On 3/16/2010 6:03 AM, Stathis Papaioannou wrote:
On 16 March 2010 20:29, russell standish<li...@hpcoders.com.au> wrote:
I've been following the thread on Jack's partial brains paper,
although I've been too busy to comment. I did get a moment to read the
paper this evening, and I was abruptly stopped by a comment on page 2:
"On the second hypothesis [Sudden Disappearing Qualia], the
replacement of a single neuron could be responsible for the vanishing
of an entire field of conscious experience. This seems antecedently
implausible, if not entirely bizarre."
Why? Why isn't it like the straw that broke the camel's back? When
pulling apart a network, link by link, there will be a link removed
that causes the network to go from being almost fully connected to
being disconnected. It need not be the same link each time, it will
depend on the order in which the links are removed.
I made a similar criticism against David Parfitt's Napoleon thought
experiment a couple of years ago on this list - I understand that
fading qualia is a popular intuition, but it just seems wrong to
me. Can anyone give me a convincing reason why the suddenly
disappearing qualia notion is absurd?
Fading qualia would result in a partial zombie, and that concept is
self-contradictory. It means I could be a partial zombie now,
completely blind since waking up this morning, but behaving normally
and unaware that anything unusual had happened. The implications of
this is that zombie vision is just as good as normal vision in every
objective and subjective way, so we may as well say that it is the
same as normal vision. In other words, the qualia can't fade and leave
the behaviour of the brain unchanged.
I think this is a dubious argument based on our lack of understanding of
qualia. Presumably one has many thoughts that do not result in any
overt action. So if I lost a few neurons (which I do continuously) it
might mean that there are some thoughts I don't have or some
associations I don't make, so eventually I may "fade" to the level of
consciousness of my dog. Is my dog a "partial zombie"?

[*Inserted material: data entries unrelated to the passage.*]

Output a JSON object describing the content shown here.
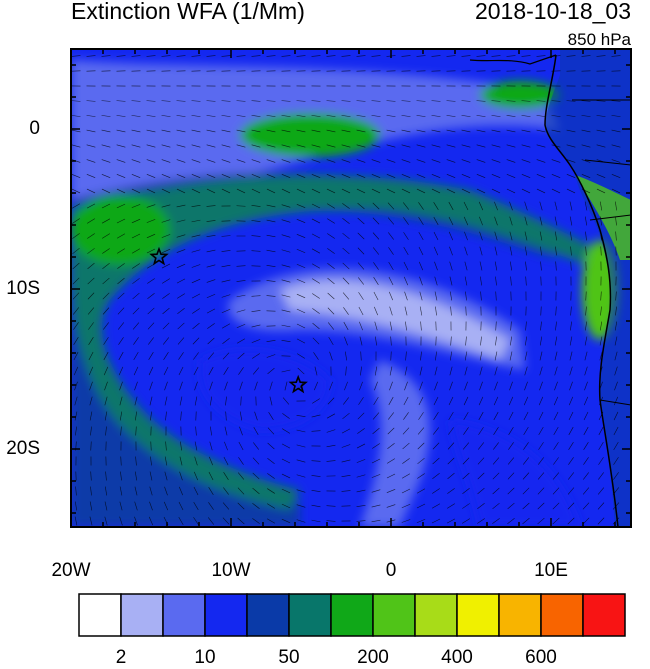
{
  "title": "Extinction WFA (1/Mm)",
  "datetime": "2018-10-18_03",
  "level": "850 hPa",
  "lat_labels": [
    "0",
    "10S",
    "20S"
  ],
  "lon_labels": [
    "20W",
    "10W",
    "0",
    "10E"
  ],
  "colorbar": {
    "colors": [
      "#ffffff",
      "#a8b0f4",
      "#5a6af0",
      "#1428f0",
      "#0a3aa8",
      "#08766a",
      "#10a818",
      "#50c418",
      "#a8dc18",
      "#f0f000",
      "#f8b400",
      "#f86400",
      "#f81414"
    ],
    "labels": [
      "2",
      "10",
      "50",
      "200",
      "400",
      "600"
    ]
  },
  "markers": [
    {
      "name": "star",
      "lon": -14.5,
      "lat": -8
    },
    {
      "name": "star",
      "lon": -5.8,
      "lat": -16
    }
  ]
}
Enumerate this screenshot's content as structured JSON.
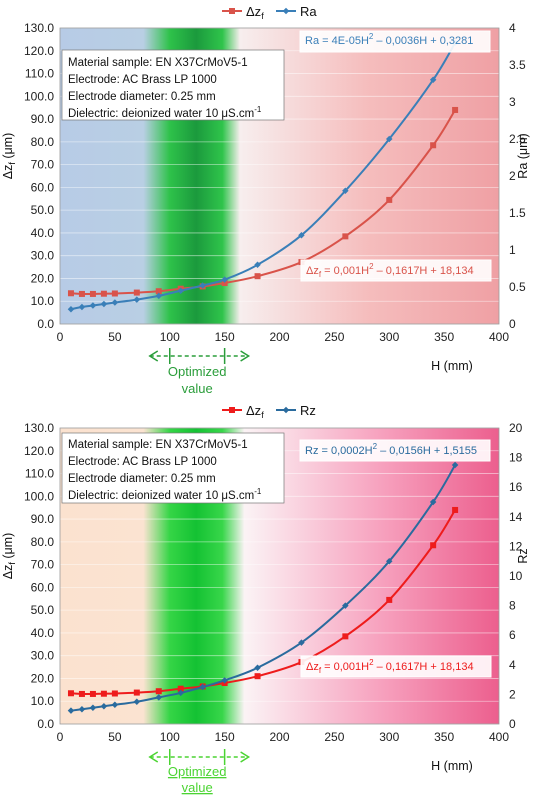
{
  "chart_data": [
    {
      "type": "line",
      "xlabel": "H (mm)",
      "ylabel_left": "Δz_f (μm)",
      "ylabel_right": "Ra (μm)",
      "xlim": [
        0,
        400
      ],
      "ylim_left": [
        0,
        130
      ],
      "ylim_right": [
        0,
        4
      ],
      "x_ticks": [
        "0",
        "50",
        "100",
        "150",
        "200",
        "250",
        "300",
        "350",
        "400"
      ],
      "y_ticks_left": [
        "0.0",
        "10.0",
        "20.0",
        "30.0",
        "40.0",
        "50.0",
        "60.0",
        "70.0",
        "80.0",
        "90.0",
        "100.0",
        "110.0",
        "120.0",
        "130.0"
      ],
      "y_ticks_right": [
        "0",
        "0.5",
        "1",
        "1.5",
        "2",
        "2.5",
        "3",
        "3.5",
        "4"
      ],
      "legend_position": "top",
      "background": "blue-green-red",
      "info_lines": [
        "Material sample: EN X37CrMoV5-1",
        "Electrode: AC Brass LP 1000",
        "Electrode diameter: 0.25 mm",
        "Dielectric: deionized water 10 μS.cm"
      ],
      "info_sup": "-1",
      "optimized_range": [
        100,
        150
      ],
      "optimized_label": [
        "Optimized",
        "value"
      ],
      "series": [
        {
          "name": "Δz_f",
          "axis": "left",
          "color": "#d9534a",
          "marker": "square",
          "x": [
            10,
            20,
            30,
            40,
            50,
            70,
            90,
            110,
            130,
            150,
            180,
            220,
            260,
            300,
            340,
            360
          ],
          "y": [
            13.5,
            13.2,
            13.2,
            13.3,
            13.4,
            13.8,
            14.4,
            15.5,
            16.5,
            18,
            21,
            27.2,
            38.5,
            54.5,
            78.5,
            94
          ],
          "equation": [
            "Δz",
            "f",
            " = 0,001H",
            "2",
            " – 0,1617H  + 18,134"
          ]
        },
        {
          "name": "Ra",
          "axis": "right",
          "color": "#3a7fb8",
          "marker": "diamond",
          "x": [
            10,
            20,
            30,
            40,
            50,
            70,
            90,
            110,
            130,
            150,
            180,
            220,
            260,
            300,
            340,
            360
          ],
          "y": [
            0.2,
            0.23,
            0.25,
            0.27,
            0.29,
            0.33,
            0.38,
            0.45,
            0.52,
            0.6,
            0.8,
            1.2,
            1.8,
            2.5,
            3.3,
            3.8
          ],
          "equation": [
            "Ra  = 4E-05H",
            "2",
            " – 0,0036H  + 0,3281"
          ]
        }
      ]
    },
    {
      "type": "line",
      "xlabel": "H (mm)",
      "ylabel_left": "Δz_f (μm)",
      "ylabel_right": "Rz",
      "xlim": [
        0,
        400
      ],
      "ylim_left": [
        0,
        130
      ],
      "ylim_right": [
        0,
        20
      ],
      "x_ticks": [
        "0",
        "50",
        "100",
        "150",
        "200",
        "250",
        "300",
        "350",
        "400"
      ],
      "y_ticks_left": [
        "0.0",
        "10.0",
        "20.0",
        "30.0",
        "40.0",
        "50.0",
        "60.0",
        "70.0",
        "80.0",
        "90.0",
        "100.0",
        "110.0",
        "120.0",
        "130.0"
      ],
      "y_ticks_right": [
        "0",
        "2",
        "4",
        "6",
        "8",
        "10",
        "12",
        "14",
        "16",
        "18",
        "20"
      ],
      "legend_position": "top",
      "background": "peach-green-pink",
      "info_lines": [
        "Material sample: EN X37CrMoV5-1",
        "Electrode: AC Brass LP 1000",
        "Electrode diameter: 0.25 mm",
        "Dielectric: deionized water 10 μS.cm"
      ],
      "info_sup": "-1",
      "optimized_range": [
        100,
        150
      ],
      "optimized_label": [
        "Optimized",
        "value"
      ],
      "series": [
        {
          "name": "Δz_f",
          "axis": "left",
          "color": "#ee1c1c",
          "marker": "square",
          "x": [
            10,
            20,
            30,
            40,
            50,
            70,
            90,
            110,
            130,
            150,
            180,
            220,
            260,
            300,
            340,
            360
          ],
          "y": [
            13.5,
            13.2,
            13.2,
            13.3,
            13.4,
            13.8,
            14.4,
            15.5,
            16.5,
            18,
            21,
            27.2,
            38.5,
            54.5,
            78.5,
            94
          ],
          "equation": [
            "Δz",
            "f",
            " = 0,001H",
            "2",
            " – 0,1617H  + 18,134"
          ]
        },
        {
          "name": "Rz",
          "axis": "right",
          "color": "#2a6b9e",
          "marker": "diamond",
          "x": [
            10,
            20,
            30,
            40,
            50,
            70,
            90,
            110,
            130,
            150,
            180,
            220,
            260,
            300,
            340,
            360
          ],
          "y": [
            0.9,
            1.0,
            1.1,
            1.2,
            1.3,
            1.5,
            1.8,
            2.1,
            2.5,
            2.95,
            3.8,
            5.5,
            8.0,
            11.0,
            15.0,
            17.5
          ],
          "equation": [
            "Rz  = 0,0002H",
            "2",
            " – 0,0156H  + 1,5155"
          ]
        }
      ]
    }
  ]
}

I think the question of whether there could be a philosophical zombie is
ill posed because we don't know what is responsible for qualia. I
speculate that they are tags of importance or value that get attached to
perceptions so that they are stored in short term memory. Then, because
evolution cannot redesign things, the same tags are used for internal
thoughts that seem important enough to put in memory. If this is the
case then it might be possible to design a robot which used a different
method of evaluating experience for storage and it would not have qualia
like humans - but would it have some other kind of qualia? Since we
don't know what qualia are in a third person sense there seems to be no
way to answer that.
Chalmers thinks partial zombies are absurd but does not believe that
full zombies are prima facie absurd. Accepting this, it would seem to
be possible that one could suddenly transition from fully conscious to
fully zombified without going through an intermediate stage. For
example, this could happen with the swapping of one neuron. However,
it wouldn't be the neuron that causes the change, it would be an
infinitesimally small part of the neuron. This is because the neuron
itself, like the brain, could be replaced with functionally identical
components. For the same reason that qualia can't fade for the whole
brain, qualia can't fade for the neuron. So the qualia would have to
suddenly disappear with the swapping of one single indivisible
component of the neuron. Are you prepared to say that it is possible
there is a single subatomic particle in your brain which makes the
difference between consciousness and zombiehood?